遭遇
扉を開けると、女性が倒れてた。
なにこれ、凄い怖い。
さっきまで雪が降ってたというのに女性の格好は黒っぽいTシャツにGパンというラフな格好。
しかもダイイングメッセージなのか、雪に「とさ犬」と書かれている。
何だろう、この状況。
扉の前で10秒ほど女性を眺めていた僕は我に返った。
いけない、こんなこと考えてる場合じゃない。
そして僕は走り出した。友達との待ち合わせ場所に。女性を放置して。
「ちょっと待ったー!」
肩を掴まれる。
いや、そんなことされてもと困惑しつつ後ろを向くと、倒れてた女性がいつの間にか起き上がり僕の肩に手を置いていた。
地味に痛い。

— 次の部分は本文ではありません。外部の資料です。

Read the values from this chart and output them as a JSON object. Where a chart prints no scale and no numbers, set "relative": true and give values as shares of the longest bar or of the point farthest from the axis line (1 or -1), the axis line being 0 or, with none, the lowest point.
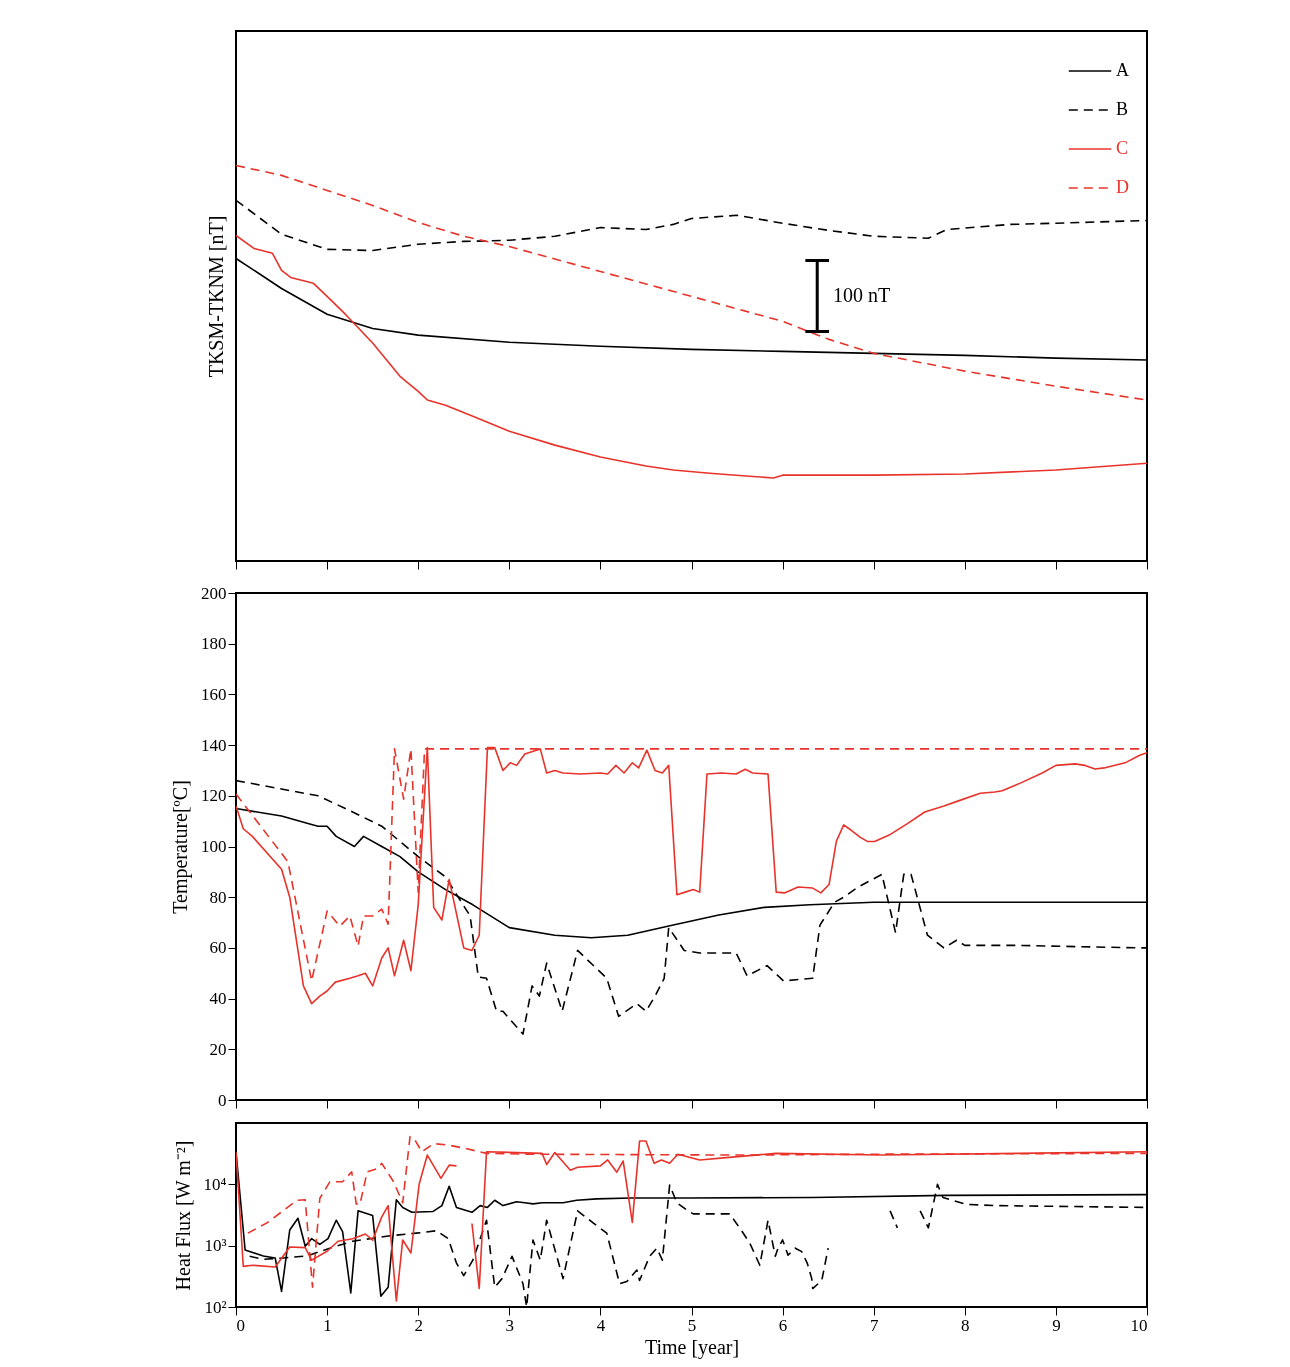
{
  "chart_data": [
    {
      "type": "line",
      "ylabel": "TKSM-TKNM [nT]",
      "relative": true,
      "xlim": [
        0,
        10
      ],
      "xticks": [
        0,
        1,
        2,
        3,
        4,
        5,
        6,
        7,
        8,
        9,
        10
      ],
      "tick_labels": false,
      "legend": "top right",
      "annotations": [
        "100 nT"
      ],
      "series": [
        {
          "name": "A",
          "color": "#000000",
          "line_style": "solid",
          "x": [
            0,
            0.5,
            1,
            1.5,
            2,
            3,
            4,
            5,
            6,
            7,
            8,
            9,
            10
          ],
          "values": [
            0.765,
            0.689,
            0.624,
            0.588,
            0.571,
            0.553,
            0.543,
            0.535,
            0.53,
            0.525,
            0.52,
            0.513,
            0.508
          ]
        },
        {
          "name": "B",
          "color": "#000000",
          "line_style": "dashed",
          "x": [
            0,
            0.5,
            1,
            1.5,
            2,
            2.5,
            3,
            3.5,
            4,
            4.5,
            4.8,
            5,
            5.5,
            6,
            6.5,
            7,
            7.6,
            7.8,
            8.5,
            9,
            10
          ],
          "values": [
            0.912,
            0.826,
            0.788,
            0.785,
            0.801,
            0.808,
            0.811,
            0.821,
            0.843,
            0.838,
            0.851,
            0.866,
            0.874,
            0.854,
            0.836,
            0.821,
            0.816,
            0.838,
            0.851,
            0.854,
            0.861
          ]
        },
        {
          "name": "C",
          "color": "#e8332a",
          "line_style": "solid",
          "x": [
            0,
            0.2,
            0.4,
            0.5,
            0.6,
            0.85,
            1,
            1.2,
            1.5,
            1.8,
            2,
            2.1,
            2.3,
            2.6,
            3,
            3.5,
            4,
            4.5,
            4.8,
            5.2,
            5.6,
            5.9,
            6,
            7,
            8,
            9,
            10
          ],
          "values": [
            0.823,
            0.79,
            0.778,
            0.735,
            0.717,
            0.702,
            0.669,
            0.624,
            0.551,
            0.467,
            0.429,
            0.407,
            0.394,
            0.366,
            0.328,
            0.293,
            0.263,
            0.24,
            0.23,
            0.222,
            0.215,
            0.21,
            0.217,
            0.217,
            0.22,
            0.23,
            0.247
          ]
        },
        {
          "name": "D",
          "color": "#e8332a",
          "line_style": "dashed",
          "x": [
            0,
            0.5,
            1,
            1.5,
            2,
            2.5,
            3,
            4,
            5,
            6,
            6.5,
            7,
            8,
            9,
            10
          ],
          "values": [
            1,
            0.975,
            0.937,
            0.899,
            0.856,
            0.821,
            0.795,
            0.732,
            0.669,
            0.606,
            0.561,
            0.525,
            0.48,
            0.442,
            0.407
          ]
        }
      ]
    },
    {
      "type": "line",
      "ylabel": "Temperature[ºC]",
      "xlim": [
        0,
        10
      ],
      "xticks": [
        0,
        1,
        2,
        3,
        4,
        5,
        6,
        7,
        8,
        9,
        10
      ],
      "ylim": [
        0,
        200
      ],
      "yticks": [
        0,
        20,
        40,
        60,
        80,
        100,
        120,
        140,
        160,
        180,
        200
      ],
      "tick_labels": "y",
      "series": [
        {
          "color": "#000000",
          "line_style": "solid",
          "x": [
            0,
            0.5,
            0.8,
            0.9,
            1,
            1.1,
            1.3,
            1.4,
            1.6,
            1.8,
            2,
            2.3,
            2.6,
            3,
            3.5,
            3.9,
            4.3,
            4.8,
            5.3,
            5.8,
            6.3,
            7,
            8,
            9,
            10
          ],
          "values": [
            115,
            112,
            109,
            108,
            108,
            104,
            100,
            104,
            100,
            96,
            90,
            83,
            77,
            68,
            65,
            64,
            65,
            69,
            73,
            76,
            77,
            78,
            78,
            78,
            78
          ]
        },
        {
          "color": "#000000",
          "line_style": "dashed",
          "x": [
            0,
            0.3,
            0.9,
            1.2,
            1.6,
            2,
            2.3,
            2.57,
            2.66,
            2.75,
            2.86,
            2.93,
            3.15,
            3.25,
            3.33,
            3.41,
            3.58,
            3.75,
            4.07,
            4.2,
            4.4,
            4.5,
            4.6,
            4.7,
            4.75,
            4.92,
            5.09,
            5.49,
            5.61,
            5.83,
            6.01,
            6.33,
            6.41,
            6.57,
            6.67,
            6.83,
            7.09,
            7.24,
            7.33,
            7.41,
            7.59,
            7.77,
            7.91,
            8,
            8.24,
            8.56,
            9.92,
            10
          ],
          "values": [
            126,
            124,
            120,
            115,
            108,
            96,
            88,
            72.6,
            48.5,
            48,
            35,
            35,
            26,
            45,
            41,
            54,
            35,
            59,
            48,
            33,
            38,
            35,
            41,
            48,
            68,
            59,
            58,
            58,
            49,
            53,
            47,
            48,
            69,
            78,
            80,
            84,
            89,
            66,
            89,
            89,
            65,
            60,
            63,
            61,
            61,
            61,
            60,
            60
          ]
        },
        {
          "color": "#e8332a",
          "line_style": "solid",
          "x": [
            0,
            0.08,
            0.18,
            0.5,
            0.59,
            0.74,
            0.83,
            0.92,
            1,
            1.09,
            1.25,
            1.34,
            1.42,
            1.5,
            1.6,
            1.67,
            1.74,
            1.84,
            1.92,
            2,
            2.1,
            2.17,
            2.26,
            2.34,
            2.5,
            2.59,
            2.67,
            2.76,
            2.84,
            2.93,
            3.01,
            3.08,
            3.17,
            3.34,
            3.41,
            3.5,
            3.59,
            3.78,
            4,
            4.08,
            4.17,
            4.26,
            4.35,
            4.42,
            4.51,
            4.6,
            4.68,
            4.75,
            4.84,
            4.93,
            5.02,
            5.09,
            5.17,
            5.33,
            5.49,
            5.59,
            5.67,
            5.84,
            5.93,
            6.02,
            6.17,
            6.33,
            6.42,
            6.51,
            6.59,
            6.67,
            6.75,
            6.85,
            6.93,
            7.01,
            7.17,
            7.37,
            7.56,
            7.77,
            7.93,
            8.17,
            8.33,
            8.41,
            8.61,
            8.85,
            9,
            9.21,
            9.32,
            9.43,
            9.53,
            9.76,
            9.92,
            10
          ],
          "values": [
            116,
            107,
            104,
            91,
            80,
            45,
            38,
            41,
            43,
            46.5,
            48,
            49,
            50,
            45,
            56,
            60,
            49,
            63,
            51,
            77,
            139,
            76,
            71,
            87,
            60,
            59,
            65,
            139,
            139,
            130,
            133,
            132,
            136.5,
            138.5,
            129,
            130,
            129,
            128.6,
            129,
            128.6,
            132,
            129,
            133,
            131,
            138,
            130,
            129,
            132,
            81,
            82,
            83,
            82,
            128.6,
            129,
            128.6,
            130.5,
            129,
            128.6,
            82,
            81.7,
            84,
            83.6,
            81.7,
            85,
            102,
            108.5,
            106.5,
            103.7,
            102,
            102,
            104.5,
            109,
            113.6,
            116,
            118,
            121,
            121.5,
            122,
            125,
            129,
            132,
            132.6,
            132,
            130.6,
            131,
            133,
            136,
            137
          ]
        },
        {
          "color": "#e8332a",
          "line_style": "dashed",
          "x": [
            0,
            0.57,
            0.83,
            1,
            1.14,
            1.25,
            1.34,
            1.4,
            1.5,
            1.6,
            1.67,
            1.74,
            1.84,
            1.92,
            2,
            2.07,
            10
          ],
          "values": [
            120.7,
            94,
            47,
            74.5,
            68.6,
            72.6,
            60.7,
            72.6,
            72.6,
            75.3,
            69.4,
            138.5,
            118.7,
            138.5,
            82,
            138.5,
            138.5
          ]
        }
      ]
    },
    {
      "type": "line",
      "ylabel": "Heat Flux [W m⁻²]",
      "xlabel": "Time [year]",
      "xlim": [
        0,
        10
      ],
      "xticks": [
        0,
        1,
        2,
        3,
        4,
        5,
        6,
        7,
        8,
        9,
        10
      ],
      "ylim": [
        100,
        100000
      ],
      "log": true,
      "yticks": [
        {
          "value": 100,
          "label": "10²"
        },
        {
          "value": 1000,
          "label": "10³"
        },
        {
          "value": 10000,
          "label": "10⁴"
        }
      ],
      "series": [
        {
          "color": "#000000",
          "line_style": "solid",
          "x": [
            0,
            0.1,
            0.3,
            0.43,
            0.5,
            0.59,
            0.68,
            0.76,
            0.83,
            0.92,
            1.01,
            1.1,
            1.17,
            1.26,
            1.34,
            1.5,
            1.59,
            1.67,
            1.76,
            1.83,
            1.93,
            2.16,
            2.26,
            2.34,
            2.42,
            2.59,
            2.68,
            2.76,
            2.84,
            2.93,
            3.08,
            3.17,
            3.26,
            3.36,
            3.59,
            3.74,
            3.96,
            4.33,
            4.98,
            6.33,
            7.8,
            10
          ],
          "values": [
            34000,
            850,
            680,
            630,
            180,
            1800,
            2800,
            980,
            1300,
            1050,
            1300,
            2600,
            1700,
            170,
            3700,
            3100,
            150,
            210,
            5600,
            4200,
            3500,
            3600,
            4500,
            9300,
            4200,
            3500,
            4500,
            4200,
            5500,
            4500,
            5200,
            5000,
            4800,
            5000,
            5000,
            5500,
            5800,
            6000,
            6000,
            6100,
            6600,
            6800
          ]
        },
        {
          "color": "#000000",
          "line_style": "dashed",
          "x": [
            0.15,
            0.3,
            0.52,
            0.78,
            1.03,
            1.28,
            1.47,
            1.69,
            1.98,
            2.2,
            2.33,
            2.42,
            2.5,
            2.6,
            2.75,
            2.84,
            2.92,
            3.03,
            3.15,
            3.19,
            3.26,
            3.34,
            3.41,
            3.59,
            3.75,
            3.92,
            4.07,
            4.21,
            4.29,
            4.4,
            4.43,
            4.54,
            4.62,
            4.68,
            4.76,
            4.84,
            4.96,
            5.02,
            5.42,
            5.55,
            5.64,
            5.75,
            5.84,
            5.92,
            5.95,
            6,
            6.06,
            6.14,
            6.21,
            6.27,
            6.32,
            6.33,
            6.43,
            6.5,
            6.8,
            7.18,
            7.26,
            7.4,
            7.51,
            7.6,
            7.7,
            7.76,
            8.02,
            8.35,
            10
          ],
          "values": [
            670,
            600,
            630,
            680,
            910,
            1180,
            1300,
            1450,
            1600,
            1750,
            1300,
            520,
            325,
            580,
            2600,
            210,
            290,
            670,
            240,
            100,
            1240,
            580,
            2600,
            290,
            3700,
            2350,
            1600,
            240,
            260,
            400,
            270,
            670,
            910,
            580,
            9700,
            5000,
            3700,
            3300,
            3300,
            1750,
            1100,
            480,
            2600,
            670,
            910,
            1240,
            700,
            910,
            800,
            520,
            290,
            200,
            270,
            910,
            null,
            3700,
            1950,
            null,
            3700,
            1950,
            10000,
            6100,
            4700,
            4500,
            4200
          ]
        },
        {
          "color": "#e8332a",
          "line_style": "solid",
          "x": [
            0,
            0.08,
            0.18,
            0.43,
            0.59,
            0.76,
            0.83,
            1,
            1.12,
            1.28,
            1.42,
            1.5,
            1.6,
            1.67,
            1.76,
            1.83,
            1.92,
            2.01,
            2.1,
            2.25,
            2.34,
            2.42,
            2.5,
            2.59,
            2.67,
            2.75,
            3.36,
            3.41,
            3.5,
            3.67,
            3.75,
            4,
            4.08,
            4.18,
            4.25,
            4.35,
            4.43,
            4.5,
            4.59,
            4.67,
            4.76,
            4.85,
            5.09,
            5.35,
            5.93,
            7.07,
            10
          ],
          "values": [
            34000,
            460,
            480,
            450,
            950,
            930,
            580,
            810,
            1180,
            1300,
            1550,
            1230,
            2950,
            4500,
            125,
            1240,
            760,
            10000,
            30000,
            12500,
            20600,
            20000,
            null,
            2300,
            200,
            34000,
            32000,
            21000,
            33000,
            17000,
            19000,
            20000,
            25000,
            15800,
            24000,
            2400,
            51000,
            51000,
            22000,
            25000,
            22000,
            31000,
            25000,
            27000,
            32000,
            30000,
            34000
          ]
        },
        {
          "color": "#e8332a",
          "line_style": "dashed",
          "x": [
            0.13,
            0.34,
            0.67,
            0.76,
            0.84,
            0.92,
            1.03,
            1.17,
            1.27,
            1.32,
            1.36,
            1.44,
            1.55,
            1.6,
            1.73,
            1.83,
            1.91,
            1.97,
            2.04,
            2.17,
            2.32,
            2.5,
            2.75,
            3.23,
            5.5,
            7,
            10
          ],
          "values": [
            1600,
            2350,
            5500,
            5600,
            210,
            5900,
            11000,
            11000,
            16000,
            4800,
            4700,
            16000,
            18000,
            22000,
            11000,
            5000,
            60000,
            51000,
            34000,
            46000,
            44000,
            39000,
            32000,
            31000,
            30000,
            31000,
            32000
          ]
        }
      ]
    }
  ]
}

無視した仕返しか。
仕方なく僕は相手をすることにする。
「えっと、風邪引きますよ?」
僕の思いやり溢れる言葉に女性は感動したのか、顔を俯かせる。
そして
「痛い痛い痛い」
肩を今まで以上にギュッと握ってきた。
これ女性の出せる握力じゃない。
「さっきまで無視しようとしてたくせに何心配した風を装ってるんだー!」
わめきつつ、女性が顔を上げる。
テンション高いなこの人。人生楽しそう。
そんなくだらないことを考えながら、僕は上げられた女性の顔を見つめた。
パッチリ開かれた目に、意思の強そうな少し太めの眉。
少し高めの鼻に少し焼けた肌。口は少々ニヤついている、
さっき転んだ時に乱れたのか、黒くて長い髪の毛は少々ボサボサだ。
いや、これが元々なのだろうか?
お世辞抜きに美人なその顔を眺めつつ、僕は
「いやだって元気じゃん」
とポツリと呟いた。
その言葉は意外に大きく響き、女性は手を振り回しながら怒り始めた。
「元気だろうが何だろうが人が倒れてたら普通助けるだろ!それが義理だろ人情だろ!」
笑いながら怒るって怖いよね。
そんなどうでもいいことを考えながら、女性の理不尽な言い分を流していく。
そして、ひと段落ついた所で
「それで、貴方は誰?」
ようやく気になってたことを切り出した。
「あれれ~?わかんないかな~?」
茶目っ気たっぷりに返す彼女。
もう一度頭の中で検索してみたけど、該当する人物は見つからず。
記憶力はそこそこいいほうだと自負してる。
しかし、この人の顔は出てこなかった。
この返し方からすると以前会ったことのある人っぽいが、全然思い出せない。
「ヒントをお願いします」
「テレフォンとオーディエンスが使えますがどうする?」
懐かしい選択肢が出た。
「ちなみにテレフォンを選ぶと?」
「私と60秒話せます!」
「オーディエンスで答えてくれる人は?」
「私です!」
「そもそも名前の選択肢は?」
「ありません!」
意味ないじゃん。
少し期待してしまったじゃないか。
またしてもウンウン考える僕に対し、彼女はポーズをつけて
「まだわからないの!君と私は表裏一体!君は私で私は君なんだよ!
さぁ、内なる声を解き放ちなさい!」
等とのたまいだした。
厨二病かな?
見た感じ10代後半~20代前半っぽいけど、卒業できなかったのかな?
彼女を見る目が若干優しくなる。
そんな、平和なんだかよくわからない押し問答を30分ほど繰り広げる羽目になった。